Der Chef einer Her­giswiler Immobilienfirma bleibt weiterhin in Haft. Er wurde im Juni 2017 verhaftet, da ihm in seiner Heimat Kosovo Anstiftung zu einem Mord vorgeworfen wird.
Innenansicht des Gefängnis in Stans. (Bild: Corinne Glanzmann / LZ)

Innenansicht des Gefängnis in Stans. (Bild: Corinne Glanzmann / LZ)

Seit über sechs Monaten sitzt er deshalb in Haft, aktuell in der Justizvollzugsanstalt Lenzburg. Grund: Trotz offiziellem staatlichem Auslieferungsgesuch aus dem Kosovo weigert er sich, auszureisen und sich den kosovarischen Behörden zu stellen.
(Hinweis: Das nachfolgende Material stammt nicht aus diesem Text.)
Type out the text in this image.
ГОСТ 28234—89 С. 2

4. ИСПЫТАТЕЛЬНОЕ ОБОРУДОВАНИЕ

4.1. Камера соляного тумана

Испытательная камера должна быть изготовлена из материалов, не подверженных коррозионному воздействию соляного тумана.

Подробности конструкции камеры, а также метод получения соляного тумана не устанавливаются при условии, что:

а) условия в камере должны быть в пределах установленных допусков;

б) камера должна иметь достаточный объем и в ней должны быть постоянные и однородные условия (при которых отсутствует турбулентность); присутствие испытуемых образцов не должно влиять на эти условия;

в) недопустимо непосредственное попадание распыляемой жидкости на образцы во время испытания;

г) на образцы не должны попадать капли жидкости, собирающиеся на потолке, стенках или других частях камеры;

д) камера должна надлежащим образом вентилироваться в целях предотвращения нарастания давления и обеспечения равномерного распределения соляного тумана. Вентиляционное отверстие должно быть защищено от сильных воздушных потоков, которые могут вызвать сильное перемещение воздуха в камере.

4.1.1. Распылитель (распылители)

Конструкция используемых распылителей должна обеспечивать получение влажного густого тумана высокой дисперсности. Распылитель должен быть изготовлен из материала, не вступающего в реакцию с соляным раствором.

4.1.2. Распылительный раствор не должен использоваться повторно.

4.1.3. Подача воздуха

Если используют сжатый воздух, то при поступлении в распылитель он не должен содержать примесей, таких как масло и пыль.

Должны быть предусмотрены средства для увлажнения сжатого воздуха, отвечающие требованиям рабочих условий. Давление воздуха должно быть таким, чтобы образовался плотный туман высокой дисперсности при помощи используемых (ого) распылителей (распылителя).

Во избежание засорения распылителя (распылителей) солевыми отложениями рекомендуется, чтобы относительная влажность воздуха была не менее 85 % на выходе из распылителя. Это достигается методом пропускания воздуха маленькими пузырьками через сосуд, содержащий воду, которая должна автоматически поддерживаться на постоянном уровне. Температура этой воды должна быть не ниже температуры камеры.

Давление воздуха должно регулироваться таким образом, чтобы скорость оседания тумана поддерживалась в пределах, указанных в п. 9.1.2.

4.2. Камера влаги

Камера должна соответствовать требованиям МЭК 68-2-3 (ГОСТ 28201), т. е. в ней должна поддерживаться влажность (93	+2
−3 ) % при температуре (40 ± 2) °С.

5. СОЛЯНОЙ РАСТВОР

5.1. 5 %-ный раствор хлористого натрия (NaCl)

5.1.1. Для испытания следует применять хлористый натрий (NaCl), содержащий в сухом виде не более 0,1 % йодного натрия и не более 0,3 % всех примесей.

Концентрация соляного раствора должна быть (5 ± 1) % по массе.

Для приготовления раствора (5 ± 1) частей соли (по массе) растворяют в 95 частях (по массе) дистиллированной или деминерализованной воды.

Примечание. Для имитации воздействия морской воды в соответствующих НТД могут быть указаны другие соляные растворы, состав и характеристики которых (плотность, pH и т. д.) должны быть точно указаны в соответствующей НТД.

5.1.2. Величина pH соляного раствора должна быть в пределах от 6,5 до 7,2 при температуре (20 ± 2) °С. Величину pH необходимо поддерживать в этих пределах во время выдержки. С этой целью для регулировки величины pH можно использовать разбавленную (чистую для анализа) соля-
Vergangene Woche teilte nun das Eidgenössische Justiz- und Polizeidepartement (EJPD) unserer Redaktion mit, dass das Bundesstrafgericht in Bellinzona einen weiteren Entscheid gefällt hat. In seinem Urteil vom 22. Dezember 2017 stützt das Bundesstrafgericht den Entscheid des Bundesamtes für Justiz (BJ) aus Bern und befindet die Auslieferung als rechtmässig. Dieses Urteil ist allerdings noch nicht rechtskräftig. Der Betroffene kann als letzte Instanz noch ans Bundesgericht in Lausanne gelangen.

Zudem hat der Mann vom Gefängnis aus gegen die Grossüberbauung Wylpark in Hergiswil Einsprache erhoben. Allerdings erfolglos. Wie die Bauherrschaft kürzlich mitteilte, hat er seine Einsprache zurückgezogen, sodass die Gestaltungsplanung Wylpark bald bewilligt werden kann. (KL)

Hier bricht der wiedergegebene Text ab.